Your experience matches our experience. When above 300, we often have to use 5x or even more to drive the blood sugar down. You can’t just use one ISF for all blood sugars and have it work correctly. Yet another of the mysteries that CGM’s are helping us manage and test for.


Wow 5x?? I definitely should be more aggressive with my upfront correction when I’m in the really high range because I’ll end up trying to correct each 15 minutes and will end up low…


Same as @Chris: when you are very high, you need more units per mg/dl of correction.

But—you also have to be careful that it also takes longer (at least for us) for insulin to become active. If you are too quick to press the trigger on stacking, you can easily end up with too much insulin. For istance, it takes typically 45 minutes for insulin to be activated for my son. But, at 250+, it may take up to 2 hours sometimes, in particular for hormone peaks. So if you stack too quickly you can end up with a sustained low.


I should note that the most common reason we are above 300 is growth hormones, so my experience may not exactly match your current situation, but we would definitely use more than 2x for above 300. Some of the hormone highs have even required 8x.


I definitely adjust, for highness and for time of day. For me, a daytime high-high requires around double the usual correction dose, and at night it’s triple or more. (This is one area where my guesses are usually accurate.) I also find injected nighttime corrections are more effective than bolused. My highs are entirely due to carbs, not hormone peaks.


Imagine someone stumbling on this post and thinking your are talking about pot. It would be hilarious.


@Michel aaaaaaand now I know what you all mean by stacking insulin LOL


@Beacher does this reflect your personal basals?
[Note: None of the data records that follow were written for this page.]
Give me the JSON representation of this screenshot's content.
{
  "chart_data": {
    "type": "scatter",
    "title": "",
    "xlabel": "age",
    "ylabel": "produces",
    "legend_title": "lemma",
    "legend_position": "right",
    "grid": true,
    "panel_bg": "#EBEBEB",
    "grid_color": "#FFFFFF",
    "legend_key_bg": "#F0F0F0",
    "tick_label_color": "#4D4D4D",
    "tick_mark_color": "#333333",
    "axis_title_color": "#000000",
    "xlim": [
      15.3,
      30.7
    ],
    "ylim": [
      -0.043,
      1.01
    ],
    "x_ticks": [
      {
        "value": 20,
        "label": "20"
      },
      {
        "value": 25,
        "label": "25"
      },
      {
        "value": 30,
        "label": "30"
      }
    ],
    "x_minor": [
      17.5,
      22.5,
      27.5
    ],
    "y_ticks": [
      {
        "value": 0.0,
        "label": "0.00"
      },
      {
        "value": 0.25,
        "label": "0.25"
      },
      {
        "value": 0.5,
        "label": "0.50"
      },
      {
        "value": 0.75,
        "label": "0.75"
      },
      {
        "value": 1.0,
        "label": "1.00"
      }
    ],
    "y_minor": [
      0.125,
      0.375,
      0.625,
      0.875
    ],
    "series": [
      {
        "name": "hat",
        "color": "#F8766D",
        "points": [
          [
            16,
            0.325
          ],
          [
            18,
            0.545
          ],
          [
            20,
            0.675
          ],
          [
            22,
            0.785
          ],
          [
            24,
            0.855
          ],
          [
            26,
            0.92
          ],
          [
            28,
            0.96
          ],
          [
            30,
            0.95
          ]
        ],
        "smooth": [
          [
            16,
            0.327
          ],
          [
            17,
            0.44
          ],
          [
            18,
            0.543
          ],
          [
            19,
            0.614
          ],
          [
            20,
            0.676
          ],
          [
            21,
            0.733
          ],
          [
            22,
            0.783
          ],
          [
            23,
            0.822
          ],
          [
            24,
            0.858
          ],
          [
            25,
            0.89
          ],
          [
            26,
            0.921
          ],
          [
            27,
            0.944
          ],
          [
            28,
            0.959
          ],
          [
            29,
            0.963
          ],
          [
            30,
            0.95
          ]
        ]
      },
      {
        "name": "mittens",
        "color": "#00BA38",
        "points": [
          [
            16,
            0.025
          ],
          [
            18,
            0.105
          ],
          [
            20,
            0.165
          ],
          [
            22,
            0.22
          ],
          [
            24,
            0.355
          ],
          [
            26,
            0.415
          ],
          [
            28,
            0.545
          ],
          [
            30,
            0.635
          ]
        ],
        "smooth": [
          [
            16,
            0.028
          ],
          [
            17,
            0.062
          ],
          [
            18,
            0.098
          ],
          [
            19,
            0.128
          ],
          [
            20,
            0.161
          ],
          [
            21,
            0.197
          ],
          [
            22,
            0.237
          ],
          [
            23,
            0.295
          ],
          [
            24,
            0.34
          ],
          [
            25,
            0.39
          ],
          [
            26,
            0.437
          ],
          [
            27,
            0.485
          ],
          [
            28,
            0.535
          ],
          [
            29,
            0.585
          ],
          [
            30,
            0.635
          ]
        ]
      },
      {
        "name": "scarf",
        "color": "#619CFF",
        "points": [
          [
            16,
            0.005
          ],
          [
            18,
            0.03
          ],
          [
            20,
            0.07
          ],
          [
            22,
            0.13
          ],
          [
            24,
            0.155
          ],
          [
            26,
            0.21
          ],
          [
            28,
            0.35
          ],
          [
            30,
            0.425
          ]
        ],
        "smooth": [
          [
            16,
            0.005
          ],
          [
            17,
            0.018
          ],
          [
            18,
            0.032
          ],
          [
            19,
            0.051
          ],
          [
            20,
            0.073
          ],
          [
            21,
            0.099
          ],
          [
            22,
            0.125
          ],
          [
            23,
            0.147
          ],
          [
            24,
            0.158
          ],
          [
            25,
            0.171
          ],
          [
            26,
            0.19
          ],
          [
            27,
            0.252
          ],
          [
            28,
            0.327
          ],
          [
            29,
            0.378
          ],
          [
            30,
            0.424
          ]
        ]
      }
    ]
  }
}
As in your basals are higher at night?


@Chris :rofl::rofl: I used to be high 24/7. quite the stoner


Ditto everyone elses’ sentiments. When Liam’s high, I double any normal requirement for insulin and sometimes even 3 or 4x as much.
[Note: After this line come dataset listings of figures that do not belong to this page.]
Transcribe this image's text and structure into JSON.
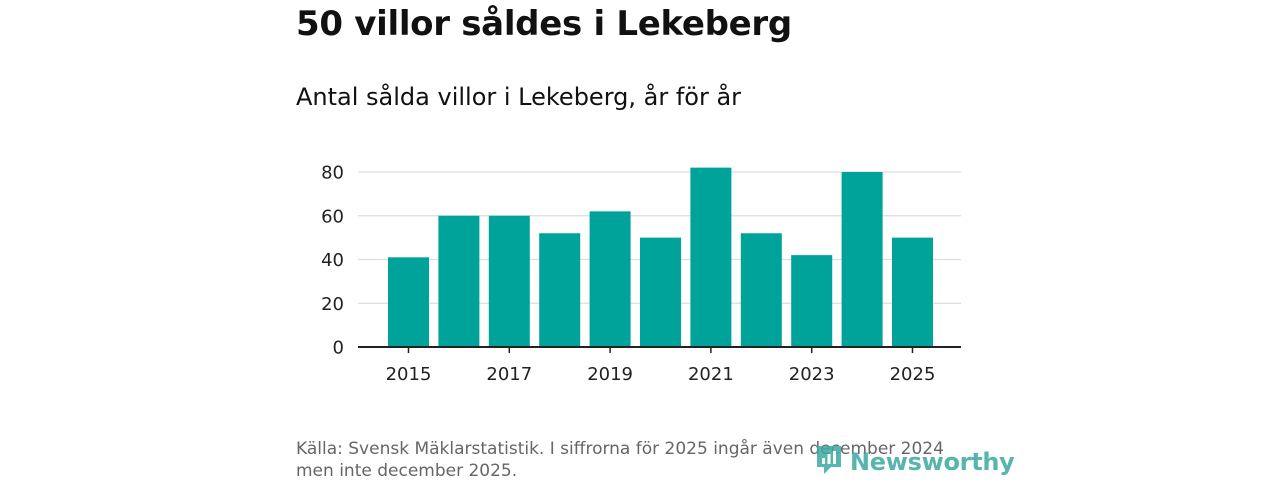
{
  "title": "50 villor såldes i Lekeberg",
  "subtitle": "Antal sålda villor i Lekeberg, år för år",
  "chart_data": {
    "type": "bar",
    "categories": [
      "2015",
      "2016",
      "2017",
      "2018",
      "2019",
      "2020",
      "2021",
      "2022",
      "2023",
      "2024",
      "2025"
    ],
    "values": [
      41,
      60,
      60,
      52,
      62,
      50,
      82,
      52,
      42,
      80,
      50
    ],
    "x_tick_labels": [
      "2015",
      "2017",
      "2019",
      "2021",
      "2023",
      "2025"
    ],
    "y_ticks": [
      0,
      20,
      40,
      60,
      80
    ],
    "ylim": [
      0,
      85
    ],
    "bar_color": "#00a39a",
    "grid": true,
    "xlabel": "",
    "ylabel": ""
  },
  "footer": {
    "source_line1": "Källa: Svensk Mäklarstatistik. I siffrorna för 2025 ingår även december 2024",
    "source_line2": "men inte december 2025."
  },
  "brand": {
    "name": "Newsworthy",
    "icon": "newsworthy-logo-icon",
    "color": "#3aa99f"
  }
}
My overnight basals are higher, yes. For much of the daylight hours my basals are between 0.2 and 0.55, and overnight they’re in the 0.7 to 0.9 range.

On my pump I can set different ISF’s for different times of day but not for different BG ranges. Do any pumps do that?


I notice the same. If I’m nudging a BG down before it’s actually high, it often only takes 0.25 or 0.5 units. If I’m high at 11+ mmol/L, it often takes substantially more to get me to even budge.

The old Cozmo pump had a feature where it would automatically apply an additional percentage of correction for higher BGs, based on your settings. So the higher you were, the more correction insulin could be applied (or not, if you didn’t want to use that feature, and the settings within that feature were very customizable).

I really miss that pump. It had better features than any of today’s pumps even though it’s now more than a decade outdated. Hopefully that feature will show up in a newer pump at some point.